Flambée des cours en Chine à l’approche du Nouvel An chinois
Face à ce déficit croissant de la production porcine, le cours moyen du porc charcutier s’est envolé en octobre et en novembre. Il a dépassé les 38 RMB/kg en fin de mois, soit 4,8 € par kilo vif ou encore 6,4 € par kilo de carcasse. Les prix ont affiché une progression de 26,5% par rapport à septembre, ou encore de 89% par rapport à l’an dernier. Cette flambée des cours a également touché les marchés des porcelets et de la viande, et ce dans une même ampleur. Cette flambée des cours a également touché les marchés des porcelets et de la viande, et ce dans une même ampleur. Le prix de la viande au détail a frôlé les 60 RMB/kg, soit 7,7 €/kg.
Cependant, à partir de mi-novembre et en décembre, le marché du porc a encaissé une correction. Cette baisse a été par la suite répercutée sur l’ensemble des maillons de la filière.
Un regain des abattages dans le nord du pays pourrait être à l’origine de ce déclin des cours. Les abattages nationaux auraient d’ailleurs progressé en décembre d’un mois sur l’autre.
Toutefois, une diminution saisonnière des cours est généralement observée en fin d’année. Simple pause ou début de la fin de la crise ? Les prix du porc et de la viande au détail en Chine resteront de toute manière élevés dans les prochaines semaines pour cause de Nouvel An et plus largement dans les prochains mois, compte tenu de l’état de l’offre actuelle et à venir sur le marché national.
L’inflation s’accélère sur la fin de l’année
La crise porcine en Chine a un impact global sur l’économie du pays. En novembre et décembre, l’inflation a atteint + 4,5 % rapport à la valeur de 2018. Il s’agit du taux mensuel le plus élevé depuis janvier 2012. L’inflation alimentaire (qui a atteint jusqu’à 15,5 %) contribue de façon majoritaire à cette poussée de l’inflation globale, en lien avec la hausse des prix des protéines animales. Les prix non-alimentaires augmentent également, mais de façon plus limitée (+ 0,9%).

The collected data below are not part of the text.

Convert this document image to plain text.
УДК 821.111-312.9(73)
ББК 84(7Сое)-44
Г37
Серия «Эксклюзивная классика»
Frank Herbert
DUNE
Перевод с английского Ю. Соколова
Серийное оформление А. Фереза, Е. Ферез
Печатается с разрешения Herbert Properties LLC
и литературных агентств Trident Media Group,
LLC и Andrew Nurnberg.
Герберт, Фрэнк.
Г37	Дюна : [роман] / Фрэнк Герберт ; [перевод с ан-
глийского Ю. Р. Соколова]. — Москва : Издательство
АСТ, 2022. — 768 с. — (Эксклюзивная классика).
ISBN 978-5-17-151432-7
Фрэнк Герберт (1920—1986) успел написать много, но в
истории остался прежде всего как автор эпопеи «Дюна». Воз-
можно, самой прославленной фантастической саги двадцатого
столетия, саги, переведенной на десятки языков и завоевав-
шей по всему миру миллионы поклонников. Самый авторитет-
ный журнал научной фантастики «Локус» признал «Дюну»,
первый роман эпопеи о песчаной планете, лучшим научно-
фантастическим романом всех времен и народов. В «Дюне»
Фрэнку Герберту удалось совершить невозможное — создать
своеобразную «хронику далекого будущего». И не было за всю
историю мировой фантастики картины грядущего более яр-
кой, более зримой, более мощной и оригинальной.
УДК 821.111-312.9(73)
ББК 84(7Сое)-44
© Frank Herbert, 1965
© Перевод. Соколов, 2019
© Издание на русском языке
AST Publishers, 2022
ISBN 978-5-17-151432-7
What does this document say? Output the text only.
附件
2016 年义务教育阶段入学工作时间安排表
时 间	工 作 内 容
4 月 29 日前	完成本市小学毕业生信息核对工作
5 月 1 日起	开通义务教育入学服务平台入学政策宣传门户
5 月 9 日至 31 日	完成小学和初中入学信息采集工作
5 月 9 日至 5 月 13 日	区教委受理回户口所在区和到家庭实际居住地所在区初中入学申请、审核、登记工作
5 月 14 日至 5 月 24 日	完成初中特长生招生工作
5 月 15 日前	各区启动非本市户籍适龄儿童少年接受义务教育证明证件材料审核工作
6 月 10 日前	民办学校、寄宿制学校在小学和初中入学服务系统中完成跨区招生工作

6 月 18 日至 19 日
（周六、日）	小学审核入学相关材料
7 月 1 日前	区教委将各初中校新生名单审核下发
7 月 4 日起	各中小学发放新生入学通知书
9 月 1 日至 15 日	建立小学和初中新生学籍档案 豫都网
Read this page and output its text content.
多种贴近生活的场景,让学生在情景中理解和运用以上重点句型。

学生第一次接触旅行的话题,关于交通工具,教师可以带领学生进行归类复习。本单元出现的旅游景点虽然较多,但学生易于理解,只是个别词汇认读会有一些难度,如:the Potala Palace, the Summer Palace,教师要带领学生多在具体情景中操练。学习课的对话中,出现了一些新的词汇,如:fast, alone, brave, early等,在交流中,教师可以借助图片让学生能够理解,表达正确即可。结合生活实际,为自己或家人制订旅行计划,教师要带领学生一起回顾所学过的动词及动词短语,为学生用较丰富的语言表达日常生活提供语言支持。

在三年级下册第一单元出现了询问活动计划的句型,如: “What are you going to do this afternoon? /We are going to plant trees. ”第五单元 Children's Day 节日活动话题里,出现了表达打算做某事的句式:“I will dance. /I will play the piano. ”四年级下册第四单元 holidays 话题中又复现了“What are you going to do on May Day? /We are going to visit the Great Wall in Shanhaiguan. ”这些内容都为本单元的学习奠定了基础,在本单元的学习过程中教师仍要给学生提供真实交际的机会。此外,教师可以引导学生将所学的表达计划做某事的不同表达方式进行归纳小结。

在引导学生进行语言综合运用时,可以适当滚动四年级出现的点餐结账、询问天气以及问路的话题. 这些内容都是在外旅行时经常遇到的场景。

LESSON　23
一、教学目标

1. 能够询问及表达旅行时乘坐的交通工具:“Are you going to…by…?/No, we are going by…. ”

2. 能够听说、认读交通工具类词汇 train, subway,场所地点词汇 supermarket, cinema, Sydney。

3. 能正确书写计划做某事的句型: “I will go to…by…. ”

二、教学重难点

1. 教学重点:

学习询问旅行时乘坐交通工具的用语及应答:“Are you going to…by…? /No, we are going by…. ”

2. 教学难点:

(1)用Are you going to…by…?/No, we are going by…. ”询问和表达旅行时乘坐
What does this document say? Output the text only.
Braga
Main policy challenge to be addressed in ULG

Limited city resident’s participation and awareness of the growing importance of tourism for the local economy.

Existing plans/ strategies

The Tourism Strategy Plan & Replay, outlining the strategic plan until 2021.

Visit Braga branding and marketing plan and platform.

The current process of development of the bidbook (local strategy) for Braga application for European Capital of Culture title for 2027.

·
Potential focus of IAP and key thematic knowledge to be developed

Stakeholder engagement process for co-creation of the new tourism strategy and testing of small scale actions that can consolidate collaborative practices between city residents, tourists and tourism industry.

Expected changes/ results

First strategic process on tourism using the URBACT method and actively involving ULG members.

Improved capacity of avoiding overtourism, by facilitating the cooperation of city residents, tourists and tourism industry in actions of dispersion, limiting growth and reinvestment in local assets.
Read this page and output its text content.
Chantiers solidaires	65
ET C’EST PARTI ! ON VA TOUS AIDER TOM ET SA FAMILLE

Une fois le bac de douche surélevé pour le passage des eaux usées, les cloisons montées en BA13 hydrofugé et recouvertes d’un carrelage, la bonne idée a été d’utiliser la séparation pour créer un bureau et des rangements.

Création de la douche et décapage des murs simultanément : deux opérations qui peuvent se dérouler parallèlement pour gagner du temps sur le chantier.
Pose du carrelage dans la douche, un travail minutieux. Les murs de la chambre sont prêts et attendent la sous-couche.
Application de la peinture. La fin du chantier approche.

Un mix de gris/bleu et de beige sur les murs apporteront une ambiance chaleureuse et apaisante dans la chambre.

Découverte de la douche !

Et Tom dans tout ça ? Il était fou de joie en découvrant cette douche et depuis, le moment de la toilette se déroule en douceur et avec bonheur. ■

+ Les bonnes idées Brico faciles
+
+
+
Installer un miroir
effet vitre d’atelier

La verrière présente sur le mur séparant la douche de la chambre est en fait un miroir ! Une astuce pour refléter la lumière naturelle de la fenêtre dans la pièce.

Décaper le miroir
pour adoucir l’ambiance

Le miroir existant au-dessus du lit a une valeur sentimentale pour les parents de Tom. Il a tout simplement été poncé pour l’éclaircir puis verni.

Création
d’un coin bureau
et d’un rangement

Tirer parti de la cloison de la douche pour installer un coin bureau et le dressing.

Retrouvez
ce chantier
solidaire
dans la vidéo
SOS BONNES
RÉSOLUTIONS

L’inflation dépasse ainsi le niveau objectif de la Banque centrale chinoise, établi à 3%. Dans un contexte de ralentissement économique plus fort que prévu en Chine, une telle inflation pourrait perturber la mise en place de mesures de relance par la Banque centrale.
Des importations en forte hausse
Le gouvernement met en œuvre de multiples stratégies pour limiter les phénomènes de hausse des prix et d’inflation, privilégiant à court terme les importations.
Pour répondre aux besoins des consommateurs chinois, le gouvernement réalise des achats massifs et sécurise ses approvisionnements auprès de ses fournisseurs étrangers. Sur les 11 premiers mois, les volumes de porc envoyés vers la Chine ont dépassé les 3 millions de tonnes (+ 58% d’une année sur l’autre). Les deux tiers de ces volumes proviennent du marché européen. La Chine tente également de diversifier ses approvisionnements. Elle a récemment délivré des agréments d’exportation à sept entreprises d’abattage du Brésil, 7e fournisseur du pays. Les ventes de produits d’origine brésilienne sur le marché chinois en progression de 33% sur 11 mois 2019/18.
Les exportations canadienne ont reculé de 12% suite à embargo chinois sur la viande de ce pays décrété entre fin juin et début novembre après la découverte de la ractopamine dans de la viande porcine canadienne
Dans le même temps, l’acteur étatique chinois COFCO Meat Holdings a conclu un accord avec l’entreprise danoise Danish Crown début novembre. Il s’est engagé à lui acheter 100 millions de dollars de viandes de porc en 2020. Enfin, après un adoucissement des relations diplomatico-commerciales entre le continent nord-américain et la Chine, les approvisionnements en viandes américaines n’ont cessé de s’intensifier et ont doublé sur le cumul des trois premiers trimestres 2019/18.
Un plan pour rétablir la production porcine
Poussé par un optimisme sans faille, le gouvernement instaure d’autres démarches sur le marché national. Des politiques de soutien à la filière porcine ont récemment été établies.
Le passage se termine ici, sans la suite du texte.